Comment 7 for bug 356766

Revision history for this message
Jessica McKellar (jesstess) wrote :

I can also confirm this on 10.10, with pam-1.1.1:

$ passwd
Changing password for jesstess.
(current) UNIX password: <12345678aa>
Enter new UNIX password: <12345678bb>
Retype new UNIX password: <12345678bb>
Bad: new password must be different than the old one

You'll get this error if the first 8 characters of the old and new passwords are the same. As mentioned in bug #549915, the diff in debian/patches-applied/007_modules_pam_unix adds a pam_unix/obscure.c, including:

+ if ((msg = password_check(old, new, pwdp)) != NULL)
+ return msg;
+
+ /* The traditional crypt() truncates passwords to 8 chars.
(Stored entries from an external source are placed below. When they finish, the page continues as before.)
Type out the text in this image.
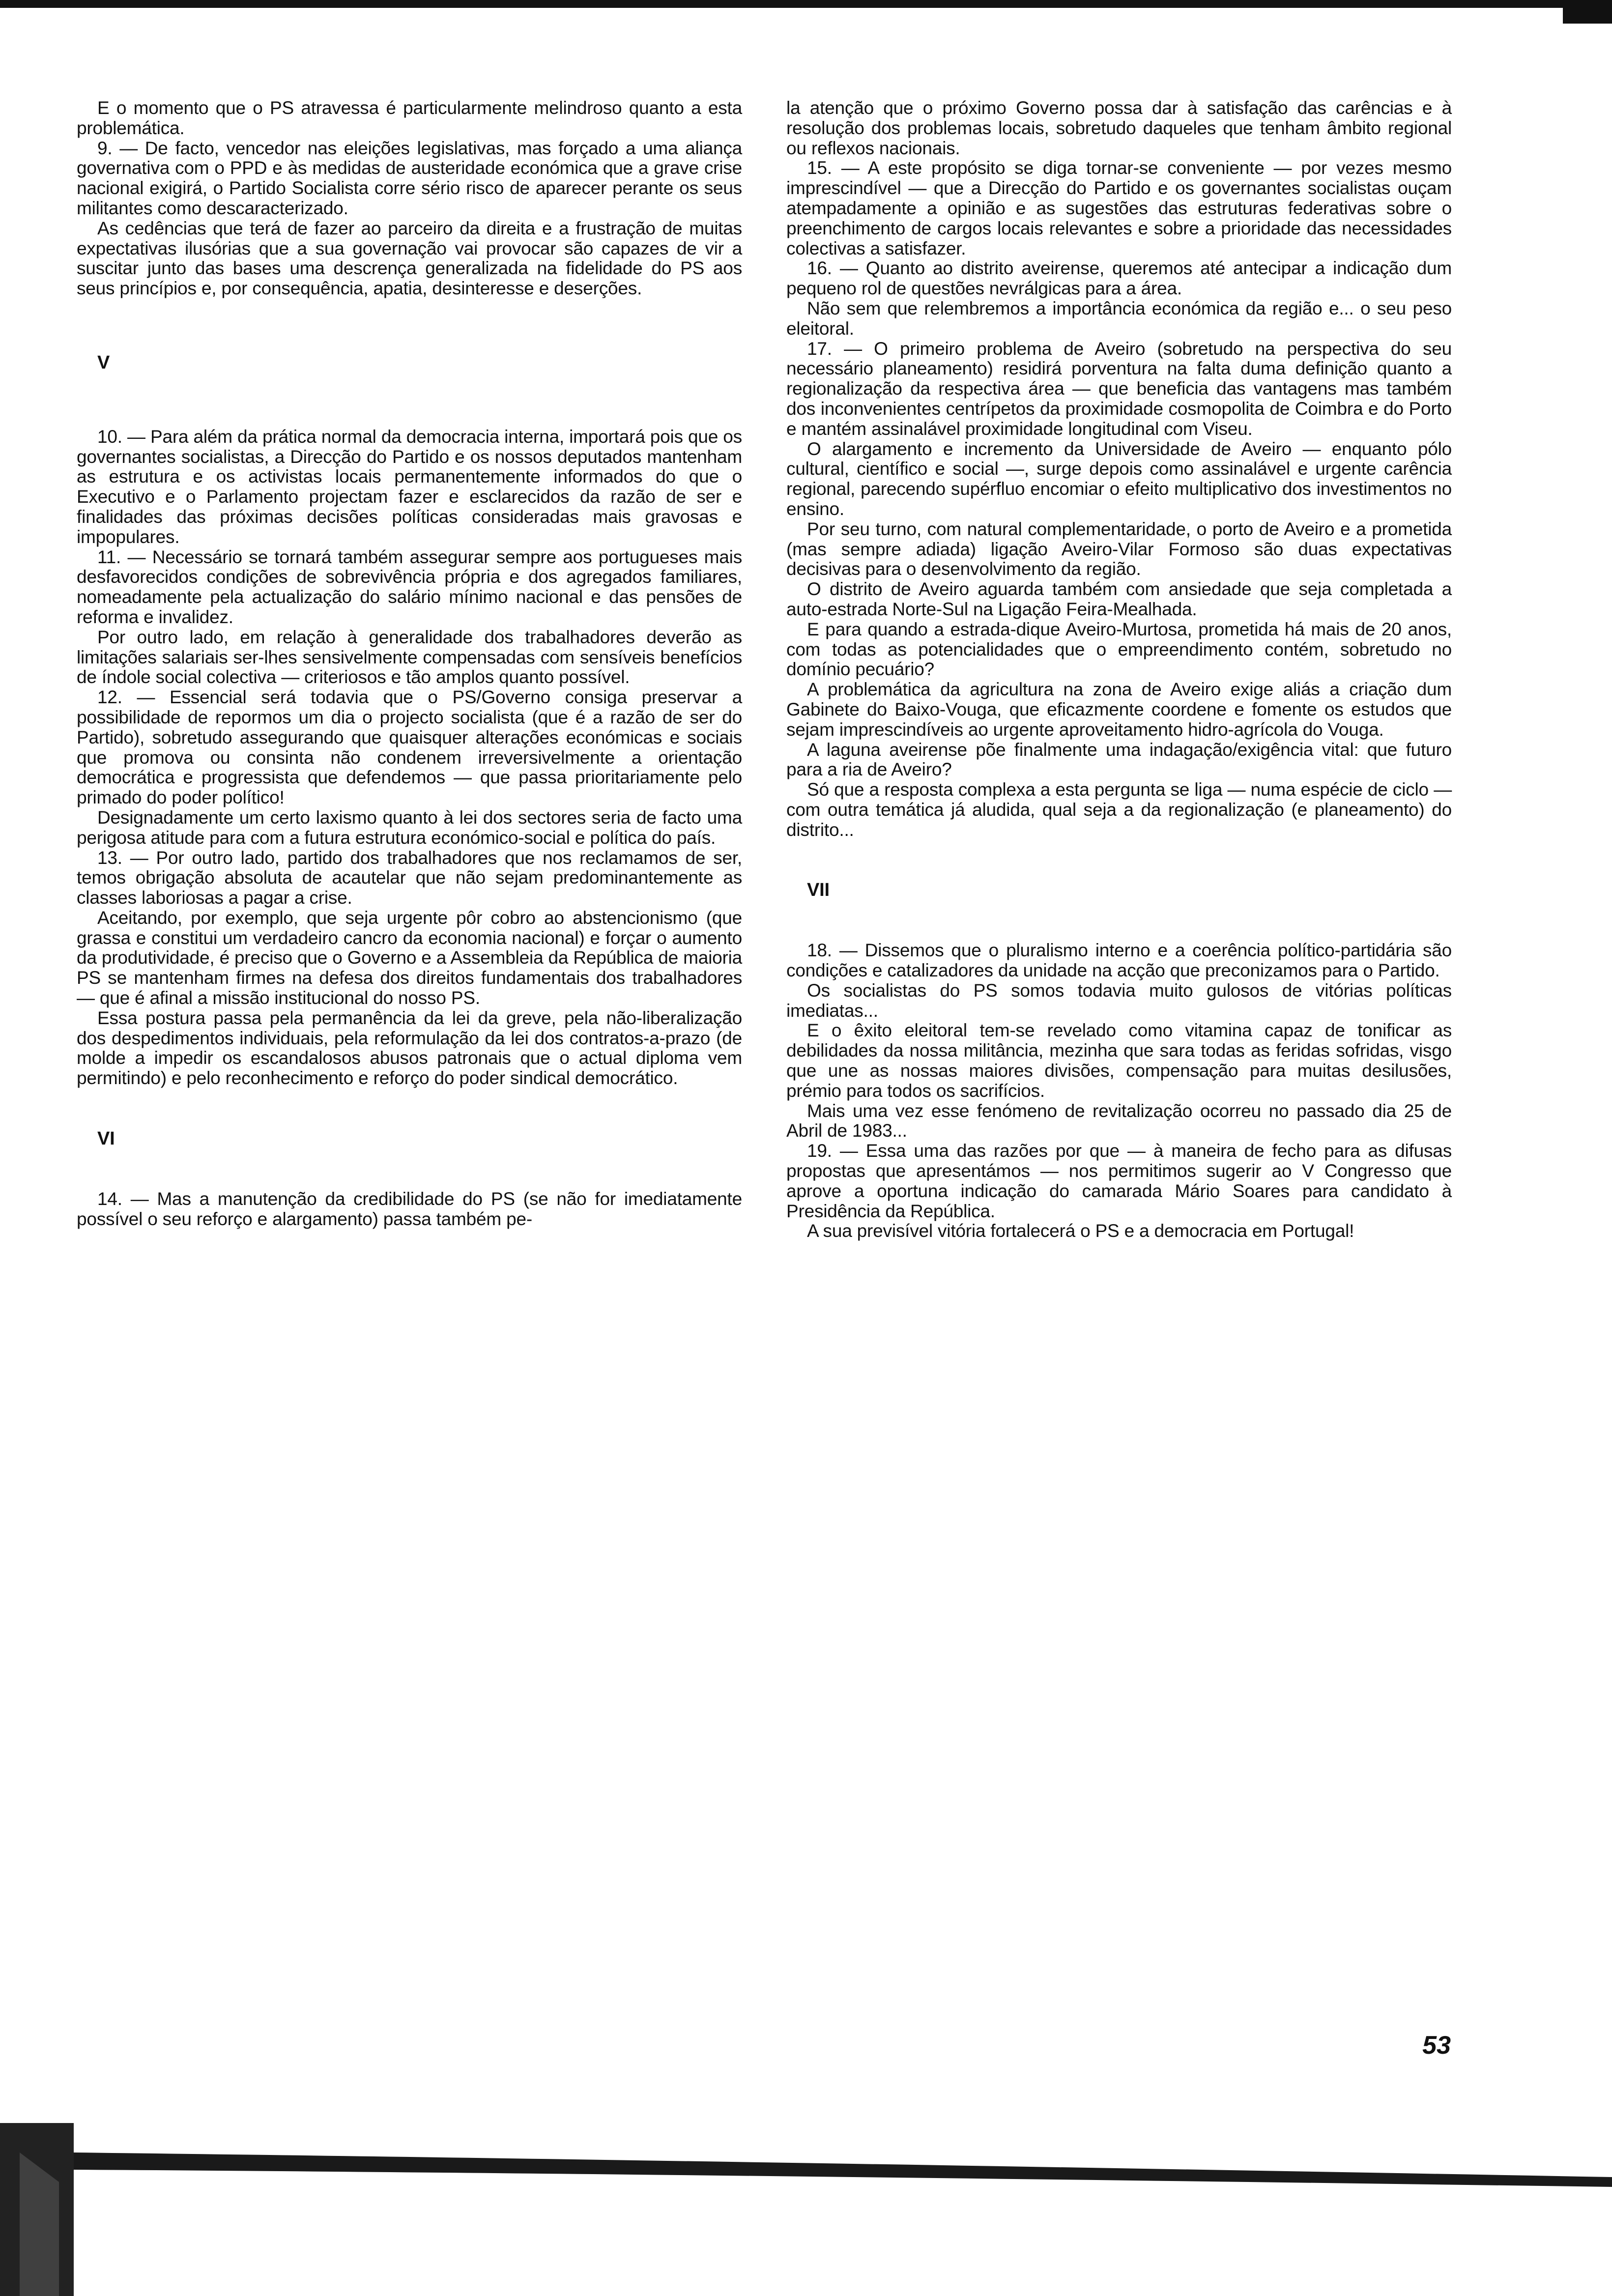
E o momento que o PS atravessa é particularmente melindroso quanto a esta problemática.

9. — De facto, vencedor nas eleições legislativas, mas forçado a uma aliança governativa com o PPD e às medidas de austeridade económica que a grave crise nacional exigirá, o Partido Socialista corre sério risco de aparecer perante os seus militantes como descaracterizado.

As cedências que terá de fazer ao parceiro da direita e a frustração de muitas expectativas ilusórias que a sua governação vai provocar são capazes de vir a suscitar junto das bases uma descrença generalizada na fidelidade do PS aos seus princípios e, por consequência, apatia, desinteresse e deserções.

V

10. — Para além da prática normal da democracia interna, importará pois que os governantes socialistas, a Direcção do Partido e os nossos deputados mantenham as estrutura e os activistas locais permanentemente informados do que o Executivo e o Parlamento projectam fazer e esclarecidos da razão de ser e finalidades das próximas decisões políticas consideradas mais gravosas e impopulares.

11. — Necessário se tornará também assegurar sempre aos portugueses mais desfavorecidos condições de sobrevivência própria e dos agregados familiares, nomeadamente pela actualização do salário mínimo nacional e das pensões de reforma e invalidez.

Por outro lado, em relação à generalidade dos trabalhadores deverão as limitações salariais ser-lhes sensivelmente compensadas com sensíveis benefícios de índole social colectiva — criteriosos e tão amplos quanto possível.

12. — Essencial será todavia que o PS/Governo consiga preservar a possibilidade de repormos um dia o projecto socialista (que é a razão de ser do Partido), sobretudo assegurando que quaisquer alterações económicas e sociais que promova ou consinta não condenem irreversivelmente a orientação democrática e progressista que defendemos — que passa prioritariamente pelo primado do poder político!

Designadamente um certo laxismo quanto à lei dos sectores seria de facto uma perigosa atitude para com a futura estrutura económico-social e política do país.

13. — Por outro lado, partido dos trabalhadores que nos reclamamos de ser, temos obrigação absoluta de acautelar que não sejam predominantemente as classes laboriosas a pagar a crise.

Aceitando, por exemplo, que seja urgente pôr cobro ao abstencionismo (que grassa e constitui um verdadeiro cancro da economia nacional) e forçar o aumento da produtividade, é preciso que o Governo e a Assembleia da República de maioria PS se mantenham firmes na defesa dos direitos fundamentais dos trabalhadores — que é afinal a missão institucional do nosso PS.

Essa postura passa pela permanência da lei da greve, pela não-liberalização dos despedimentos individuais, pela reformulação da lei dos contratos-a-prazo (de molde a impedir os escandalosos abusos patronais que o actual diploma vem permitindo) e pelo reconhecimento e reforço do poder sindical democrático.

VI

14. — Mas a manutenção da credibilidade do PS (se não for imediatamente possível o seu reforço e alargamento) passa também pe-

la atenção que o próximo Governo possa dar à satisfação das carências e à resolução dos problemas locais, sobretudo daqueles que tenham âmbito regional ou reflexos nacionais.

15. — A este propósito se diga tornar-se conveniente — por vezes mesmo imprescindível — que a Direcção do Partido e os governantes socialistas ouçam atempadamente a opinião e as sugestões das estruturas federativas sobre o preenchimento de cargos locais relevantes e sobre a prioridade das necessidades colectivas a satisfazer.

16. — Quanto ao distrito aveirense, queremos até antecipar a indicação dum pequeno rol de questões nevrálgicas para a área.

Não sem que relembremos a importância económica da região e... o seu peso eleitoral.

17. — O primeiro problema de Aveiro (sobretudo na perspectiva do seu necessário planeamento) residirá porventura na falta duma definição quanto a regionalização da respectiva área — que beneficia das vantagens mas também dos inconvenientes centrípetos da proximidade cosmopolita de Coimbra e do Porto e mantém assinalável proximidade longitudinal com Viseu.

O alargamento e incremento da Universidade de Aveiro — enquanto pólo cultural, científico e social —, surge depois como assinalável e urgente carência regional, parecendo supérfluo encomiar o efeito multiplicativo dos investimentos no ensino.

Por seu turno, com natural complementaridade, o porto de Aveiro e a prometida (mas sempre adiada) ligação Aveiro-Vilar Formoso são duas expectativas decisivas para o desenvolvimento da região.

O distrito de Aveiro aguarda também com ansiedade que seja completada a auto-estrada Norte-Sul na Ligação Feira-Mealhada.

E para quando a estrada-dique Aveiro-Murtosa, prometida há mais de 20 anos, com todas as potencialidades que o empreendimento contém, sobretudo no domínio pecuário?

A problemática da agricultura na zona de Aveiro exige aliás a criação dum Gabinete do Baixo-Vouga, que eficazmente coordene e fomente os estudos que sejam imprescindíveis ao urgente aproveitamento hidro-agrícola do Vouga.

A laguna aveirense põe finalmente uma indagação/exigência vital: que futuro para a ria de Aveiro?

Só que a resposta complexa a esta pergunta se liga — numa espécie de ciclo — com outra temática já aludida, qual seja a da regionalização (e planeamento) do distrito...

VII

18. — Dissemos que o pluralismo interno e a coerência político-partidária são condições e catalizadores da unidade na acção que preconizamos para o Partido.

Os socialistas do PS somos todavia muito gulosos de vitórias políticas imediatas...

E o êxito eleitoral tem-se revelado como vitamina capaz de tonificar as debilidades da nossa militância, mezinha que sara todas as feridas sofridas, visgo que une as nossas maiores divisões, compensação para muitas desilusões, prémio para todos os sacrifícios.

Mais uma vez esse fenómeno de revitalização ocorreu no passado dia 25 de Abril de 1983...

19. — Essa uma das razões por que — à maneira de fecho para as difusas propostas que apresentámos — nos permitimos sugerir ao V Congresso que aprove a oportuna indicação do camarada Mário Soares para candidato à Presidência da República.

A sua previsível vitória fortalecerá o PS e a democracia em Portugal!

53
It is
+ possible to circumvent the above checks by choosing an easy
+ 8-char password and adding some random characters to it...
+ Example: "password$%^&*123". So check it again, this time
+ truncated to the maximum length. Idea from npasswd. --marekm */
+
+ if (on(UNIX_HASH_MASK,ctrl))
+ return NULL; /* unlimited password length */
+
+ if (oldlen <= 8 && newlen <= 8)
+ return NULL;
+
+ new1 = strndup(new,8);
+ old1 = strndup(old,8);
+
+ msg = password_check(old1, new1, pwdp);

So it re-runs password_check on the first 8 characters of your old and new passwords, including a check on if they're the same.

I don't know if people would prefer that UNIX_OBSCURE_CHECKS weren't set by default in Ubuntu, or if the message returned after the second password_check indicated that it only applied to the first 8 characters, or some other option.